Une interdiction censurée sur sa conception, pas sur son principe
Le Conseil constitutionnel français n'a pas dit aux parlementaires qu'une limite d'âge pour l'accès aux réseaux sociaux est inconstitutionnelle. Il leur a dit, précisément, pourquoi celle-ci l'était: la décision 2026-911 DC a relevé que l'interdiction générale de la loi s'appliquait a chaque service concerné sans distinguer entre eux selon la fonction, le contenu ou un risque réellement établi pour ce service particulier, et sans aucun mécanisme d'appréciation parentale dans un cas individuel. Selon le critère du Conseil, les restrictions a la liberté de communication protégée par l'article 11 de la Déclaration de 1789 doivent être nécessaires, adaptées et proportionnées; une règle qui traite de manière identique une plateforme vidéo et une application de messagerie, sans échappatoire pour le jugement d'une famille précise, ne franchit pas cette barre.
Le second défaut est distinct et, pour les autres gouvernements qui observent, plus instructif: l'exigence de vérification d'âge de la loi manquait de garanties légales adéquates pour les données personnelles, et son effet pratique, selon les propres termes du Conseil, était que l'interdiction pouvait s'appliquer a des services dont les risques pour cette tranche d'âge n'avaient pas été établis, tout en exigeant que chaque utilisateur, adulte ou mineur, prouvé son âge pour y accéder. Une loi peut échouer sur des motifs de proportionnalité et de vie privée indépendamment, et celle-ci a échoue sur les deux a la fois, ce qui explique pourquoi la décision se lit moins comme un rejet de la politique que comme une liste des deux choses qu'une réécriture doit corriger.
La France a déjà la solution dans son propre programme pilote
La garantie de vie privée que le Conseil a jugée absente n'est ni hypothétique ni inachevée. La France fait partie des sept Etats pionniers de l'Union européenne, aux cotes du Danemark, de la Grece, de l'Italie, de l'Espagne, de Chypre et de l'Irlande, qui pilotent la propre application de vérification d'âge de la Commission européenne, conçue spécifiquement pour confirmer qu'un utilisateur atteint un seuil d'âge sans révéler son identité a la plateforme qui effectué la vérification, en s'intégrant aux portefeuilles EUDI nationaux. C'est la même catégorie de garantie légale pour les données personnelles que la décision du Conseil dit manquer a la loi censurée.

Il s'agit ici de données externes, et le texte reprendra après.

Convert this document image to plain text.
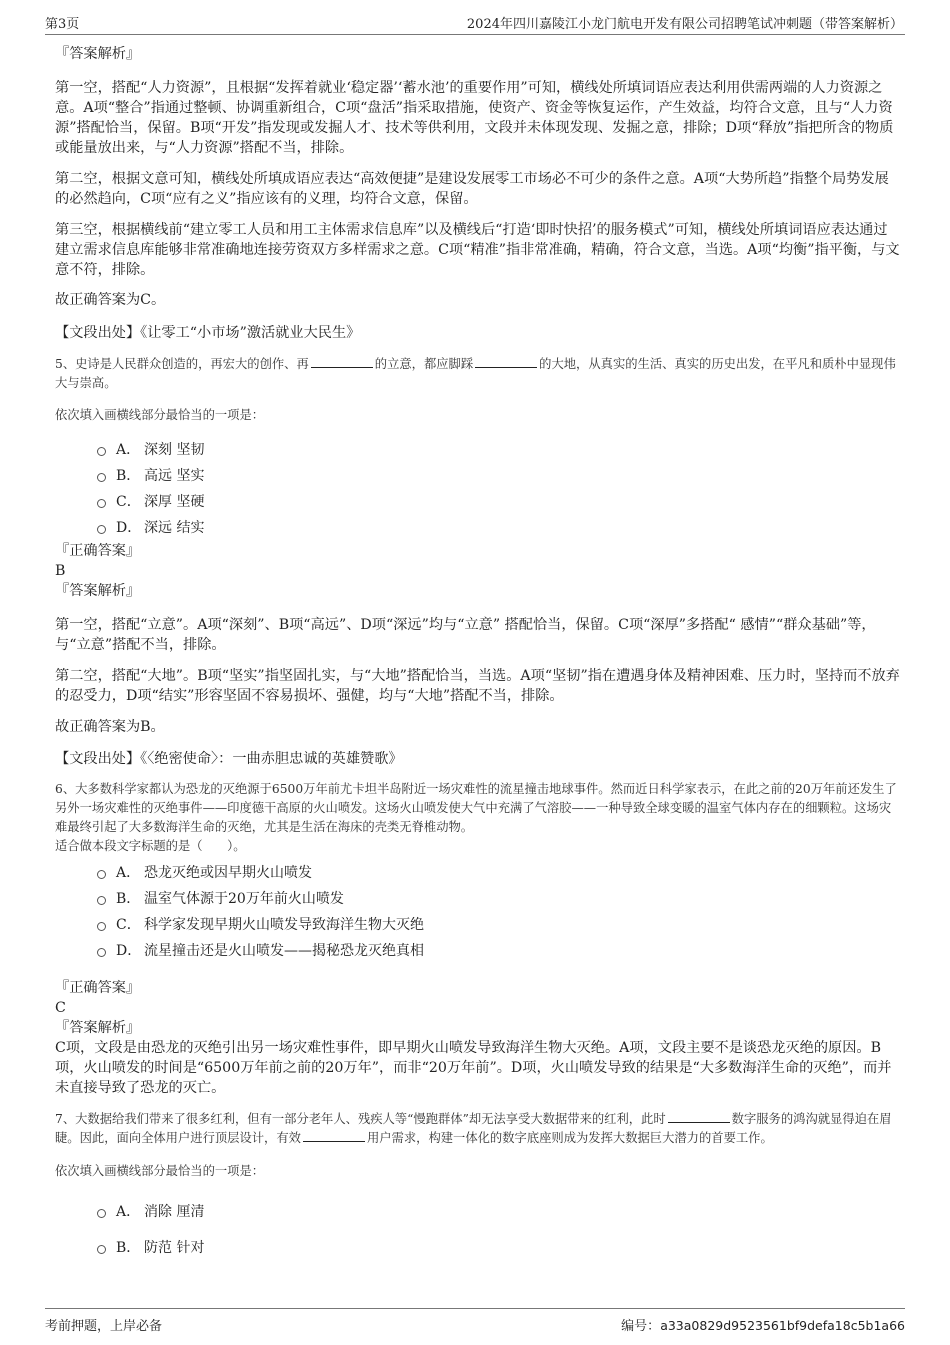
第3页	2024年四川嘉陵江小龙门航电开发有限公司招聘笔试冲刺题（带答案解析）

『答案解析』

第一空，搭配“人力资源”，且根据“发挥着就业‘稳定器’‘蓄水池’的重要作用”可知，横线处所填词语应表达利用供需两端的人力资源之意。A项“整合”指通过整顿、协调重新组合，C项“盘活”指采取措施，使资产、资金等恢复运作，产生效益，均符合文意，且与“人力资源”搭配恰当，保留。B项“开发”指发现或发掘人才、技术等供利用，文段并未体现发现、发掘之意，排除；D项“释放”指把所含的物质或能量放出来，与“人力资源”搭配不当，排除。

第二空，根据文意可知，横线处所填成语应表达“高效便捷”是建设发展零工市场必不可少的条件之意。A项“大势所趋”指整个局势发展的必然趋向，C项“应有之义”指应该有的义理，均符合文意，保留。

第三空，根据横线前“建立零工人员和用工主体需求信息库”以及横线后“打造‘即时快招’的服务模式”可知，横线处所填词语应表达通过建立需求信息库能够非常准确地连接劳资双方多样需求之意。C项“精准”指非常准确，精确，符合文意，当选。A项“均衡”指平衡，与文意不符，排除。

故正确答案为C。

【文段出处】《让零工“小市场”激活就业大民生》

5、史诗是人民群众创造的，再宏大的创作、再	的立意，都应脚踩	的大地，从真实的生活、真实的历史出发，在平凡和质朴中显现伟大与崇高。

依次填入画横线部分最恰当的一项是：

A． 深刻 坚韧
B． 高远 坚实
C． 深厚 坚硬
D． 深远 结实

『正确答案』

B

『答案解析』

第一空，搭配“立意”。A项“深刻”、B项“高远”、D项“深远”均与“立意” 搭配恰当，保留。C项“深厚”多搭配“ 感情”“群众基础”等，与“立意”搭配不当，排除。

第二空，搭配“大地”。B项“坚实”指坚固扎实，与“大地”搭配恰当，当选。A项“坚韧”指在遭遇身体及精神困难、压力时，坚持而不放弃的忍受力，D项“结实”形容坚固不容易损坏、强健，均与“大地”搭配不当，排除。

故正确答案为B。

【文段出处】《〈绝密使命〉：一曲赤胆忠诚的英雄赞歌》

6、大多数科学家都认为恐龙的灭绝源于6500万年前尤卡坦半岛附近一场灾难性的流星撞击地球事件。然而近日科学家表示，在此之前的20万年前还发生了另外一场灾难性的灭绝事件——印度德干高原的火山喷发。这场火山喷发使大气中充满了气溶胶——一种导致全球变暖的温室气体内存在的细颗粒。这场灾难最终引起了大多数海洋生命的灭绝，尤其是生活在海床的壳类无脊椎动物。

适合做本段文字标题的是（　　）。

A． 恐龙灭绝或因早期火山喷发
B． 温室气体源于20万年前火山喷发
C． 科学家发现早期火山喷发导致海洋生物大灭绝
D． 流星撞击还是火山喷发——揭秘恐龙灭绝真相

『正确答案』

C

『答案解析』

C项，文段是由恐龙的灭绝引出另一场灾难性事件，即早期火山喷发导致海洋生物大灭绝。A项，文段主要不是谈恐龙灭绝的原因。B项，火山喷发的时间是“6500万年前之前的20万年”，而非“20万年前”。D项，火山喷发导致的结果是“大多数海洋生命的灭绝”，而并未直接导致了恐龙的灭亡。

7、大数据给我们带来了很多红利，但有一部分老年人、残疾人等“慢跑群体”却无法享受大数据带来的红利，此时	数字服务的鸿沟就显得迫在眉睫。因此，面向全体用户进行顶层设计，有效	用户需求，构建一体化的数字底座则成为发挥大数据巨大潜力的首要工作。

依次填入画横线部分最恰当的一项是：

A． 消除 厘清
B． 防范 针对
考前押题，上岸必备	编号：a33a0829d9523561bf9defa18c5b1a66
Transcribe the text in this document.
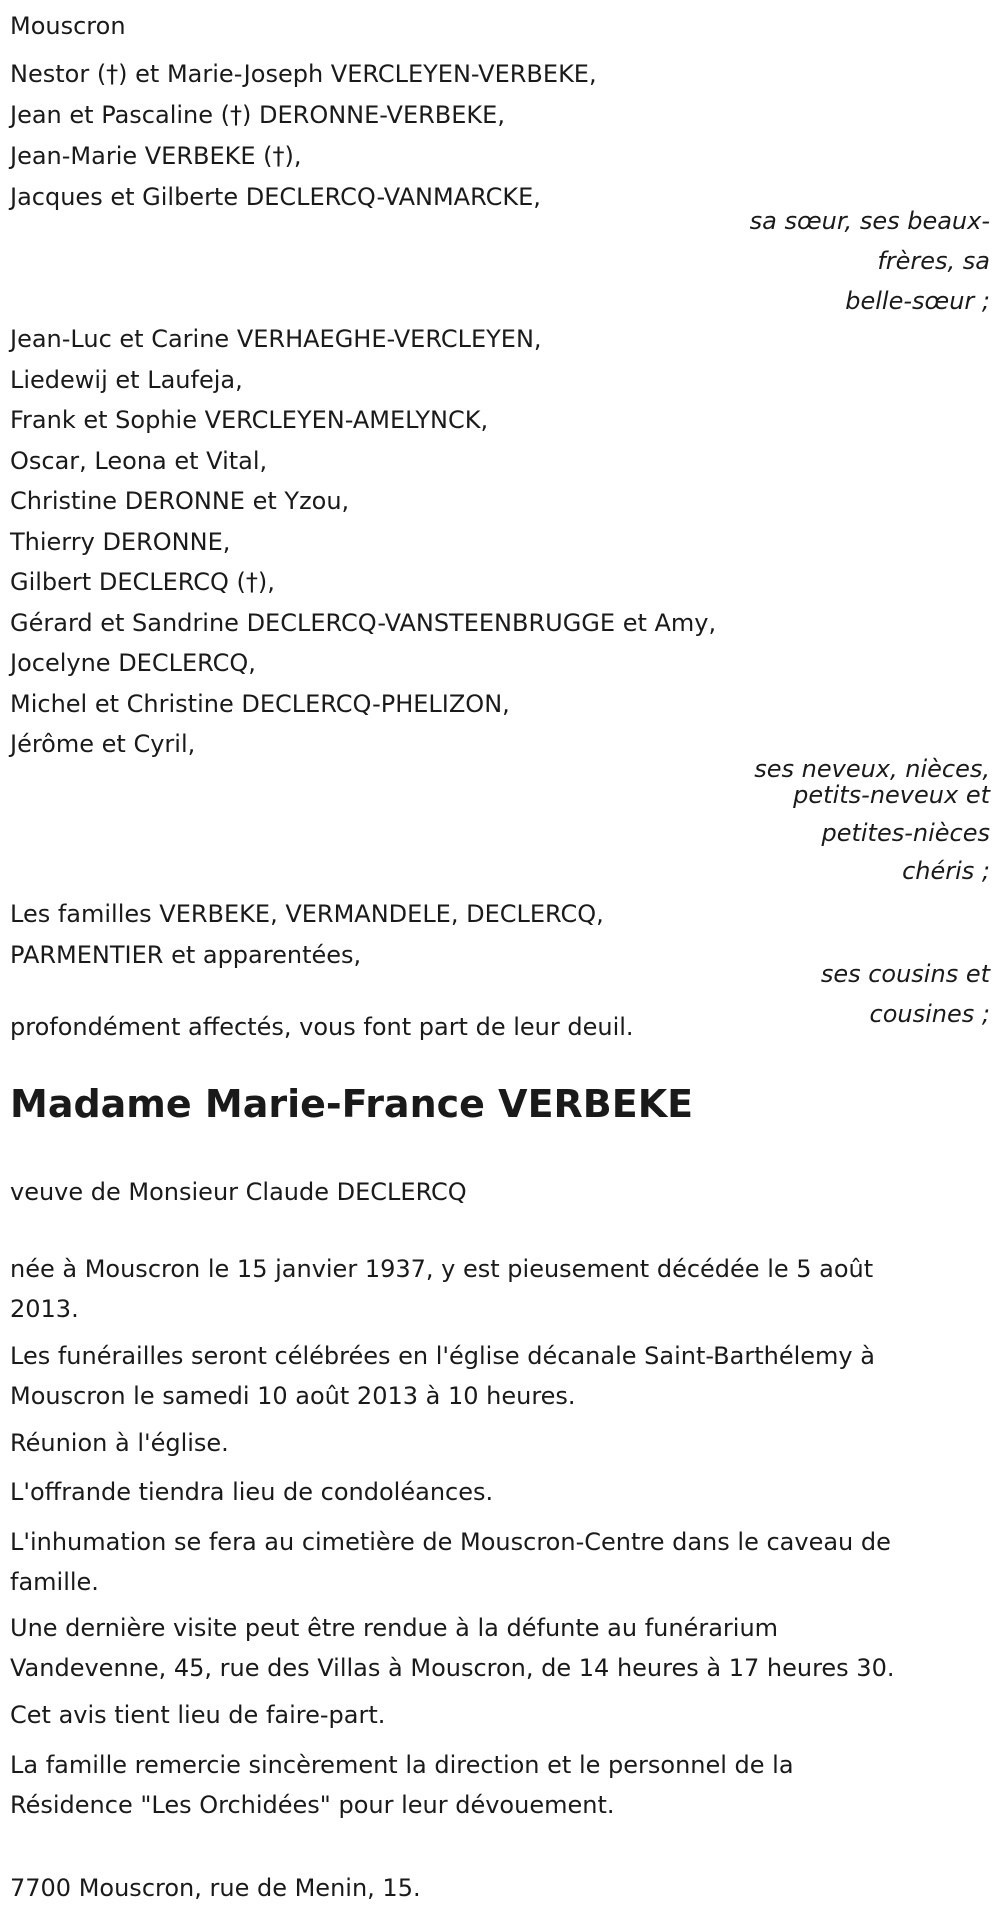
Mouscron
Nestor (†) et Marie-Joseph VERCLEYEN-VERBEKE,
Jean et Pascaline (†) DERONNE-VERBEKE,
Jean-Marie VERBEKE (†),
Jacques et Gilberte DECLERCQ-VANMARCKE,
sa sœur, ses beaux-
frères, sa
belle-sœur ;
Jean-Luc et Carine VERHAEGHE-VERCLEYEN,
Liedewij et Laufeja,
Frank et Sophie VERCLEYEN-AMELYNCK,
Oscar, Leona et Vital,
Christine DERONNE et Yzou,
Thierry DERONNE,
Gilbert DECLERCQ (†),
Gérard et Sandrine DECLERCQ-VANSTEENBRUGGE et Amy,
Jocelyne DECLERCQ,
Michel et Christine DECLERCQ-PHELIZON,
Jérôme et Cyril,
ses neveux, nièces,
petits-neveux et
petites-nièces
chéris ;
Les familles VERBEKE, VERMANDELE, DECLERCQ,
PARMENTIER et apparentées,
ses cousins et
cousines ;
profondément affectés, vous font part de leur deuil.
Madame Marie-France VERBEKE
veuve de Monsieur Claude DECLERCQ
née à Mouscron le 15 janvier 1937, y est pieusement décédée le 5 août
2013.
Les funérailles seront célébrées en l'église décanale Saint-Barthélemy à
Mouscron le samedi 10 août 2013 à 10 heures.
Réunion à l'église.
L'offrande tiendra lieu de condoléances.
L'inhumation se fera au cimetière de Mouscron-Centre dans le caveau de
famille.
Une dernière visite peut être rendue à la défunte au funérarium
Vandevenne, 45, rue des Villas à Mouscron, de 14 heures à 17 heures 30.
Cet avis tient lieu de faire-part.
La famille remercie sincèrement la direction et le personnel de la
Résidence "Les Orchidées" pour leur dévouement.
7700 Mouscron, rue de Menin, 15.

Rien dans la couverture publique de la loi qui vient d'être censurée n'indique qu'elle ait été conçue autour de cette infrastructure pilote. La France dispose désormais a la fois de la décision constitutionnelle qui précise ce qu'il faut a un mécanisme de vérification d'âge conforme, et d'un pilote actif d'un outil conçu exactement pour cette spécification, fonctionnant en parallèle plutôt que reliés. Le mandat du premier ministre Lecornu de produire un remplacement juridiquement solide d'ici le printemps 2027 est, en effet, un mandat pour relier les deux.
Tout autre pays qui rédigé cette loi vient de recevoir un memo juridique gratuit
La France ne légiférait pas isolement. Au moins une douzaine de pays européens, dont le Royaume-Uni et la Norvege, ont adopté ou étudient activement des limites d'âge minimales pour les réseaux sociaux, et la Grece rédigé séparément sa propre interdiction totale pour les moins de 15 ans. La présidente de la Commission européenne, Ursula von der Leyen, a déclaré en mai 2026 que l'UE pourrait envisager ses propres exigences d'âge minimal et un possible mécanisme de retardement pour les utilisateurs plus jeunes au niveau des plateformes.
Chacun de ces efforts dispose désormais d'un test juridique public et contraignant sur lequel se caler, gratuitement, parce que la France a essayé la première et a échoue pour des motifs précis et nommés, non sur la politique sous-jacente. Une interdiction générale sans différenciation selon le risque du service, ou un mécanisme de vérification d'âge sans garanties de vie privée adéquates, est désormais un moyen documenté d'échouer devant un contrôle constitutionnel dans au moins un État membre de l'UE, et tout gouvernement qui rédigé une législation similaire en ignorant ces deux leçons choisit de répéter une erreur déjà tranchée.